Mindfulness has become one of the biggest buzzwords popping up across media platforms.
A Google search on the word yields a whopping 40.5 million hits. But what is this phenomenon and how do you “do” it?
What is mindfulness?
According to Greater Good, “Mindfulness means maintaining a moment-by-moment awareness of our thoughts, feelings, bodily sensations, and surrounding environment,” and involves acceptance without judgment.
Rooted in Buddhist thinking, mindfulness has actually been around in this country since 1979 when Jon Kabat-Zinn launched the Mindfulness-Based Stress Reduction Program (MBSR) at the University of Massachusetts Medical School. The program teaches that meditation is only one way to practice mindfulness, and that some other, more common practices, can enhance mindfulness.
For instance, Kabat-Zinn suggests paying attention to your breathing, particularly if you are immersed in an intense emotion. Also, he recommends calling on the five senses to gain “conscious awareness” of your surroundings and situation; noticing physical sensations, such as the wind whipping your hair as you step outside or the sun baking your skin as you lounge on the beach, is another aspect of mindfulness.
Ed Halliwell, a UK-based mindfulness teacher and writer, further explains: “Mindfulness lets us tune in to what’s going on in our brain and body—and better deal with what’s bothering us.” He adds that employing a mindful approach to life allows us to face difficult emotions in a nurturing way.
Experts indicate that incorporating meditation into your approach can enhance the experience. Contemplative Psychotherapy training proposes that mindfulness be nurtured through sitting meditation, according to Karen Kissel Wegela, PhD, professor at Naropa University and author of The Courage to Be Present.
Her approach involves three dimensions: body, breath and thoughts. This version of utilizes meditative practice and requires the practitioner to take a seated position, either alone or in a group, and focus on breathing and return to the breath when thoughts draw the mind away.

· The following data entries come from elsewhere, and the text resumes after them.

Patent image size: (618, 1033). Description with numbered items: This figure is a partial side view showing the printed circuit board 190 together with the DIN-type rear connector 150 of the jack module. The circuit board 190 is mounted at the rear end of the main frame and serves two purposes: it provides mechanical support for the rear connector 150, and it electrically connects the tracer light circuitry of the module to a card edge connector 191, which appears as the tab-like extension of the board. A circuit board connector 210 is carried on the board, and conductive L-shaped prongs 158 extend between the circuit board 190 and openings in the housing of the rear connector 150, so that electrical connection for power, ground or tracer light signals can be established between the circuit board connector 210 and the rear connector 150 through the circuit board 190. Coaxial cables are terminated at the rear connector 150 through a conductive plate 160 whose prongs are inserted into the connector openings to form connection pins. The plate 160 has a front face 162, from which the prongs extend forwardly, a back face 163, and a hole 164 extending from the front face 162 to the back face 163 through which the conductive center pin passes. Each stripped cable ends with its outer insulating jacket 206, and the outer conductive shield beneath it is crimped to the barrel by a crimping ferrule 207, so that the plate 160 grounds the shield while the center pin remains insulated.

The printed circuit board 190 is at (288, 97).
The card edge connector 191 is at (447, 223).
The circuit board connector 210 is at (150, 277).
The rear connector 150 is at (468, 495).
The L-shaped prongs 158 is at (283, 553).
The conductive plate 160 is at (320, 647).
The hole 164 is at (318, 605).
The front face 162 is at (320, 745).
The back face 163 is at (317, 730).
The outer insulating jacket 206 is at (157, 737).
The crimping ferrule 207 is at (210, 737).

While many mindfulness programs are geared toward self-improvement and fulfillment in adults, several schools now offer mindfulness programs and purport to provide benefits for teachers and students alike. Teachers who practice mindfulness may experience reduced stress and burnout, while their students have been said to increase attention spans, regulate emotions and improve social/emotional skills. Best of all, these benefits often continue into adulthood resulting in higher quality employment opportunities, lower instances of crime and substance abuse and better mental health outcomes.

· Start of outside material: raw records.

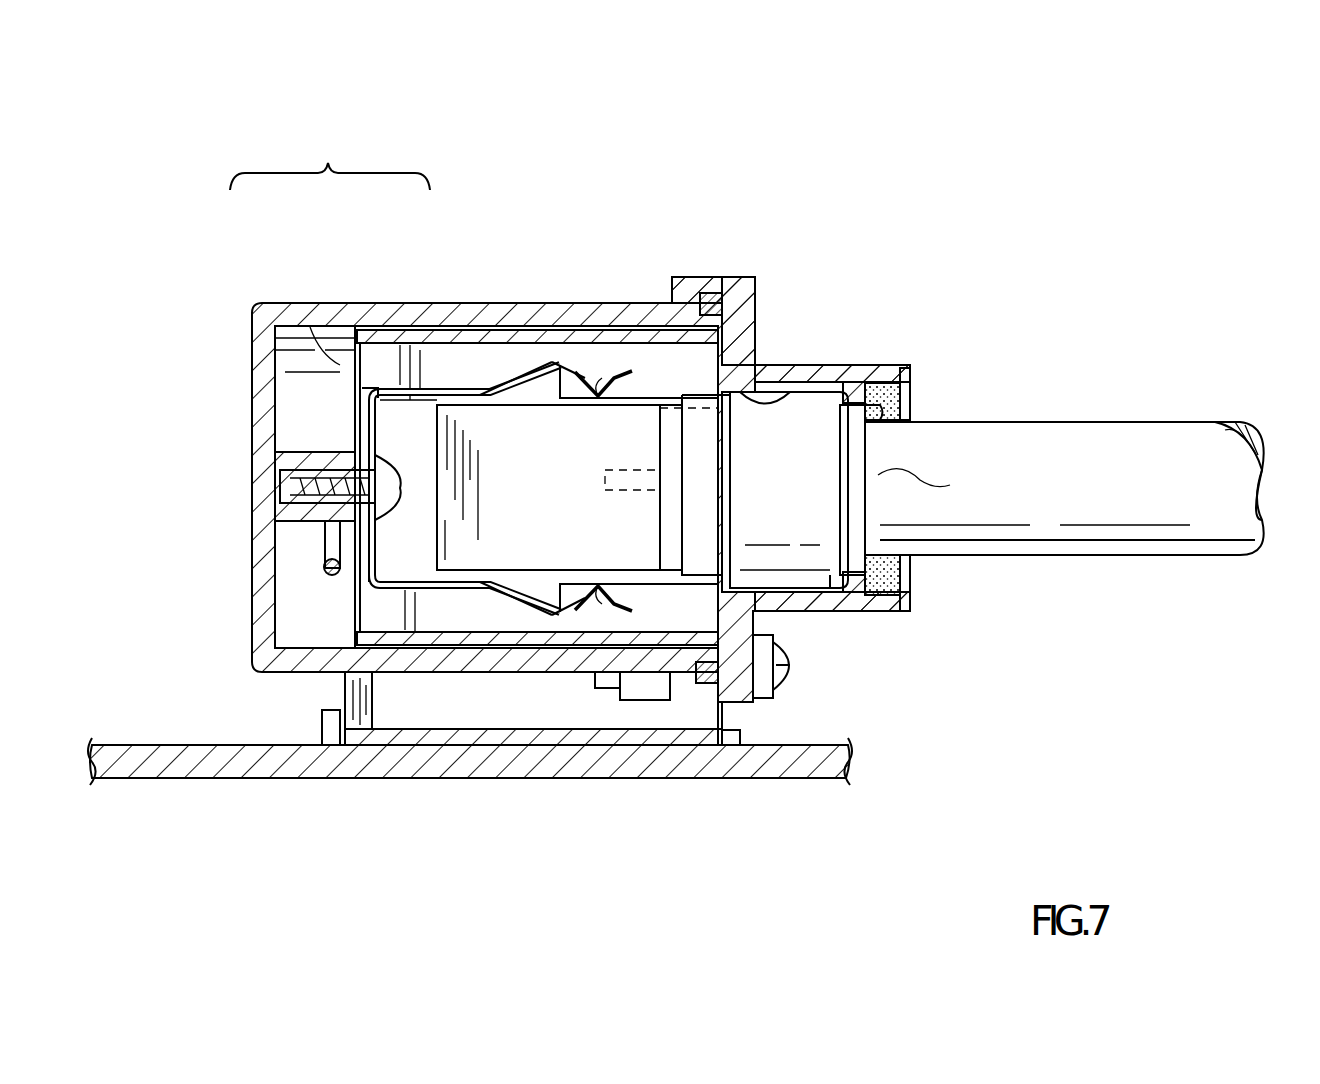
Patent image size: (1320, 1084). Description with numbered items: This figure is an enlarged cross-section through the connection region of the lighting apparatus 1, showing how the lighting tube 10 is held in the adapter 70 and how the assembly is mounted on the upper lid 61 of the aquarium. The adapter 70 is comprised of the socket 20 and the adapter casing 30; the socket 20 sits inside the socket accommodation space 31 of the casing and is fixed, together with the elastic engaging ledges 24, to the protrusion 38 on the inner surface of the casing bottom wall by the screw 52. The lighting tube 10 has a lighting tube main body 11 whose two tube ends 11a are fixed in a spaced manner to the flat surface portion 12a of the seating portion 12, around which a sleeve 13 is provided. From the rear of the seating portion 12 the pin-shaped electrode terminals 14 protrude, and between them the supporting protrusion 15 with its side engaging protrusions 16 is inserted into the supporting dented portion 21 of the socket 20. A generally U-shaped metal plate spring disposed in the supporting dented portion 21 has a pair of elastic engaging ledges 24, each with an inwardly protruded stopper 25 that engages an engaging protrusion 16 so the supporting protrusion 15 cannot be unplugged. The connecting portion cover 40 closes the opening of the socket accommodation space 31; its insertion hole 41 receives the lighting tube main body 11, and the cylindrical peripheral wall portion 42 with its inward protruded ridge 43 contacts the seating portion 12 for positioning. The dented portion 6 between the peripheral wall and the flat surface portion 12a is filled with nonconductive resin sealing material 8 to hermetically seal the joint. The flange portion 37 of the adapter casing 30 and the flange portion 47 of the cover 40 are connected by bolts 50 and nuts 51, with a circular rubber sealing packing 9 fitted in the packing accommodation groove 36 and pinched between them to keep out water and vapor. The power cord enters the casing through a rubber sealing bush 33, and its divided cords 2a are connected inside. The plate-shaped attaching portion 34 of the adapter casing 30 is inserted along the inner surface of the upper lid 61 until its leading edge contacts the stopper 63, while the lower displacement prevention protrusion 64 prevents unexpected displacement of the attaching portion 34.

The lighting apparatus 1 is at (1006, 238).
The divided cord 2a is at (330, 572).
The dented portion 6 is at (908, 400).
The sealing material 8 is at (915, 418).
The sealing packing 9 is at (716, 298).
The lighting tube 10 is at (1140, 420).
The lighting tube main body 11 is at (1112, 545).
The tube end 11a is at (950, 485).
The seating portion 12 is at (707, 503).
The flat surface portion 12a is at (855, 432).
The sleeve 13 is at (818, 560).
The electrode terminal 14 is at (615, 470).
The supporting protrusion 15 is at (445, 492).
The engaging protrusion 16 is at (568, 385).
The socket 20 is at (420, 330).
The supporting dented portion 21 is at (430, 392).
The elastic engaging ledge 24 is at (520, 382).
The stopper 25 is at (605, 355).
The adapter casing 30 is at (298, 300).
The socket accommodation space 31 is at (312, 368).
The rubber sealing bush 33 is at (310, 435).
The attaching portion 34 is at (520, 748).
The packing accommodation groove 36 is at (690, 300).
The flange portion 37 is at (710, 292).
The protrusion 38 is at (322, 538).
The connecting portion cover 40 is at (762, 343).
The insertion hole 41 is at (798, 383).
The peripheral wall portion 42 is at (885, 393).
The protruded ridge 43 is at (847, 385).
The flange portion 47 is at (738, 290).
The bolt 50 is at (797, 665).
The nut 51 is at (605, 690).
The screw 52 is at (372, 500).
The upper lid 61 is at (400, 765).
The stopper 63 is at (330, 730).
The displacement prevention protrusion 64 is at (745, 735).
The adapter 70 is at (330, 154).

Mindfulness programs have also taken root in corporate offices with the end goal of enhancing organizational skills, improving leadership qualities, and achieving work-life balance. Janice Marturano attended a six-day “training of the mind” that introduced her to mindfulness and changed her career path. After spending 15 years at General Mills in a leadership position, she left the company to found the Institute for Mindful Leadership (IML) in January 2011.
Since that time, IML has conducted numerous trainings with remarkable results. For instance, a multi-year study at a Fortune 200 company produced impressive outcomes: 48 percent increase in focus; 40 percent increase in personal productivity; 31 percent improvement in employee satisfaction; 34 percent advancement in performance under pressure; and 34 percent better ability to prioritize.
Plenty of anecdotal evidence exists for the benefits of mindfulness, and science backs up those claims. For instance, Psychosomatic Medicine published the results of an eight-week clinical training program that found mindfulness meditation produced “demonstrable effects on the brain and immune function.”
Another study from May 2011 indicates that mindfulness can help a person control brainwaves and thus focus better.
And yet another study published in Emotion compared meditation with dance, an activity that demands close attention to the body, and found that the former technique enhanced emotion and promoted higher body awareness better than the latter.
The authors noted, “Most centrally, our findings bridge two important themes in emotion theory: response coherence and body awareness.” In other words, meditation encouraged greater awareness of the body.
Taking a mindful approach to all aspects of life might yield some positive changes – in time. Marturano’s words in an article published in the August 2016 issue of Mindful, offer encouragement: “Be gentle and patient with yourself. Most of us have lived lives of such constant distraction that learning how to be more present takes time.”